Axial Seamount, a submarine volcano about 4,900 feet underwater in the northeastern Pacific, has shown signs of possible eruption in 2025. Monitoring recorded over 2,000 earthquakes near the volcano on one day in June, then activity fell to about 100. July tsunami waves from an 8.8-magnitude Kamchatka quake triggered automated eruption alerts even though no eruption began. Inflation reached the 2015 level in January. The volcano erupted in 1998, 2011, and 2015. Expected eruptions are small, posing no risk to people, property, or tsunami generation.

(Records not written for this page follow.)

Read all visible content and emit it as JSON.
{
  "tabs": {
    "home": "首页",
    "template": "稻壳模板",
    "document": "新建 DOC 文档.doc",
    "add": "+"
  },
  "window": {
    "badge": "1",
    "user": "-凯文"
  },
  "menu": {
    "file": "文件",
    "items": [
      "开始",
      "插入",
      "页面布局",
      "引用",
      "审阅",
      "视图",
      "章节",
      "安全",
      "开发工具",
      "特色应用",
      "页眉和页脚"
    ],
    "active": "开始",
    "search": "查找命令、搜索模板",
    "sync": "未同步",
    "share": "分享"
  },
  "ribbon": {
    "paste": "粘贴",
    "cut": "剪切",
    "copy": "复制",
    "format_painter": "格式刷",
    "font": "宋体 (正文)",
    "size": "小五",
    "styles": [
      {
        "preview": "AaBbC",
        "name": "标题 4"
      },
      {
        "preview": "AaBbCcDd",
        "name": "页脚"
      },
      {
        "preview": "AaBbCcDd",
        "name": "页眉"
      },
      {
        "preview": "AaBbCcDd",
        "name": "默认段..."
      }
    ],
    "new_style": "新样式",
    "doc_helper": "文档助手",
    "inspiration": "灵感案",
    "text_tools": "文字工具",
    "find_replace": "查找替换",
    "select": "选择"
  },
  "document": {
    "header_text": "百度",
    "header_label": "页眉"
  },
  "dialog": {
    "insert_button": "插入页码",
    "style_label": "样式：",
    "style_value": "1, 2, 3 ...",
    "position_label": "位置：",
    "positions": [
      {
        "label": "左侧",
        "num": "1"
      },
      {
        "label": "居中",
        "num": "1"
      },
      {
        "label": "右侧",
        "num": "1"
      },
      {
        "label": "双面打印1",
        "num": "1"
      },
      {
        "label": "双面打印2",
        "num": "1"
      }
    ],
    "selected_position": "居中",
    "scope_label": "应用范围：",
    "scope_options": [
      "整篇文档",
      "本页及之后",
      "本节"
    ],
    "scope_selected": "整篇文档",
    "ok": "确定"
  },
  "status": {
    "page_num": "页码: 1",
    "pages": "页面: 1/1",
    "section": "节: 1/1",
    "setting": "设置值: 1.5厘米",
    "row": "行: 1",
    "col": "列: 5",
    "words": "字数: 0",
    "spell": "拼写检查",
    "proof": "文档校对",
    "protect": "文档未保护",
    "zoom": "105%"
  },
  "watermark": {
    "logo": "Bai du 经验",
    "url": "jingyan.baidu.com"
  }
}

Inflation-based eruption prediction remains uncertain and exact triggers remain unknown.
"For the size of eruptions we've seen in the last 20 years ... if you were on top of it on a boat, you would never know it," Chadwick said to local media.
"Some researchers have hypothesized that the amount of inflation can predict when the volcano will erupt," said William Wilcock, a professor in the University of Washington in April, "and if they're correct it's very exciting for us, because it has already inflated to the level that it reached before the last three eruptions."
"That means it could really erupt any day now, if the hypothesis is correct."
"We don't really know what it will take to trigger the next eruption and exactly when that will happen," Chadwick and fellow researcher Scott Nooner, geophysics professor at University of North Carolina Wilmington, wrote in their blog.